Les productions de la Confrérie

Question de choix

Au-delà d’un certain budget, s’offrir une bicyclette devient un acte passionnel qui suppose une longue réflexion en amont. Mais si le ressenti, face à la qualité technique et à l’esthétique d’une machine avec en point de mire le plaisir à retirer des milliers de kilomètres parcourus avec elle, demeure le premier coup de cœur pour motiver un choix, il ne peut être le seul.
Le tourisme à bicyclette touche au domaine du loisir, de la rencontre et de la découverte, mais là ne se limite pas son impact sur la société.
En ce début de millénaire qui verra sans aucun doute une très profonde mutation des modes de vie, la bicyclette prend déjà la place qui lui revient de droit depuis le temps de son invention : celle de moyen de locomotion qui décuple les capacités humaines sans faire appel à aucune énergie annexe et polluante.
Alors oui, acquérir une nouvelle bicyclette, c’est faire un choix. Pas seulement un choix technique, mais aussi un choix humain. Le marché du cycle, basé sur des critères avant tout commerciaux, offre aujourd’hui tout un éventail de machines dont les seules qualités évidentes demeurent de s’adapter à des phénomènes de modes promus par la compétition et relayés par les médias.
Partant d’une vision beaucoup plus militante, la Confrérie des 650, depuis le lancement de sa première randonneuse (en août 1999), s’est tenue à l’écart de cette fuite en avant.
A partir de références historiques dont l’efficacité n’est plus à démontrer, elle défend mordicus un type de machine parfaitement adapté aux besoins de terrain et d’esprit du cycliste responsable : la randonneuse 650 B. Celle-ci offre, sans doute possible, le meilleur rapport confort-solidité-rendement, et inscrit d’office son propriétaire dans une conception cycliste épicurienne et réfléchie.

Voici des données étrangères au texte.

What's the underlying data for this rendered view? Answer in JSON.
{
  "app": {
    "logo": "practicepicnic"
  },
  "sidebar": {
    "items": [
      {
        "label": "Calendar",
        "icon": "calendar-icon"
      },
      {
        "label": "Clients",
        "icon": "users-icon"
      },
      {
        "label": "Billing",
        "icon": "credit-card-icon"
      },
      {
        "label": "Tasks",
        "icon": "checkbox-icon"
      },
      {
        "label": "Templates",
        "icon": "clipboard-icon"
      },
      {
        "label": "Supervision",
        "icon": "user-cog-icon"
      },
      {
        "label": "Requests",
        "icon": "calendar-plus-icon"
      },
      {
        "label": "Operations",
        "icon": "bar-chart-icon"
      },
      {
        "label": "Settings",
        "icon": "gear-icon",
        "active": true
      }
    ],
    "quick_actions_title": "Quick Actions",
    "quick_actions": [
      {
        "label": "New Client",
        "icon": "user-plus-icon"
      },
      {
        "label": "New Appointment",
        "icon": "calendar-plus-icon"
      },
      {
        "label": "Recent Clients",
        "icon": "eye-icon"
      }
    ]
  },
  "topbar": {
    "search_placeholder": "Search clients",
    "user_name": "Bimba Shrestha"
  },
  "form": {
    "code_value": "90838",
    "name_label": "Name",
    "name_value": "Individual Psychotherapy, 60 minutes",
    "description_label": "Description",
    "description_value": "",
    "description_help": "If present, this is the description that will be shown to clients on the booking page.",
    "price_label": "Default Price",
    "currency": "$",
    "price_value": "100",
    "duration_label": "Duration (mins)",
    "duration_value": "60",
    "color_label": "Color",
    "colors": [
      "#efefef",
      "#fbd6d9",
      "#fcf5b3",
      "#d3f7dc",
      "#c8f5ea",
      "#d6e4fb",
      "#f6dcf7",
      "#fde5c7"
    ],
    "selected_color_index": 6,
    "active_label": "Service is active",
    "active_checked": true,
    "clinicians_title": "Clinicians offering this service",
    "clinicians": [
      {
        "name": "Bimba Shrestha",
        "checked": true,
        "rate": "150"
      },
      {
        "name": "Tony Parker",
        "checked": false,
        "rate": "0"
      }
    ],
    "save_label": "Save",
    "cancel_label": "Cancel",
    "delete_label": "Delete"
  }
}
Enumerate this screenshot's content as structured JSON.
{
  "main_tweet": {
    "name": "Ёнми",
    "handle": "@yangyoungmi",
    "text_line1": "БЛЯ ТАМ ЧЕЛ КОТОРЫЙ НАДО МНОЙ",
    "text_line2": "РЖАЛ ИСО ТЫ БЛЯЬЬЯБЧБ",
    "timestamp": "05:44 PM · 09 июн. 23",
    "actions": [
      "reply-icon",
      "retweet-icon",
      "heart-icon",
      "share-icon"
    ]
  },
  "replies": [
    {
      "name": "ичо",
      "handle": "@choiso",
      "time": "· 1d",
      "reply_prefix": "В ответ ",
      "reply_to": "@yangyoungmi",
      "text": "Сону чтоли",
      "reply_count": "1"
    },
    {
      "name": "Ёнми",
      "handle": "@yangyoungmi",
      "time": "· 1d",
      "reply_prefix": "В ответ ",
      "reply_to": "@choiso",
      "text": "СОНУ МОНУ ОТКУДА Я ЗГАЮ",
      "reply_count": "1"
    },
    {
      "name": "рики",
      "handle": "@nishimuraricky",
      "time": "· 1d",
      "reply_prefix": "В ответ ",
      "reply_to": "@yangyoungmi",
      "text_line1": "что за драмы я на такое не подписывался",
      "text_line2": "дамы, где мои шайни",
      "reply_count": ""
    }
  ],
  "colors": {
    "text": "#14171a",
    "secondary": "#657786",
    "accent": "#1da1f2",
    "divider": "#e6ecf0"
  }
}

Par ailleurs, mais dans la même optique de défense d’une certaine éthique, la Confrérie des 650 reconstruit patiemment une filière technique à dimension humaine qui garantit à la fois un excellent rapport qualité-prix (en s’appuyant sur une très longue expérience), et le plaisir de ses membres ayant définitivement opté pour une certaine idée du vélo. Il est même possible de parler de véritable engagement militant, un minimum en marge, certes, mais nécessaire face à une mondialisation qui lamine les possibilités de choix de machines dans un premier temps, et, de façon beaucoup plus grave, les choix de vie en général.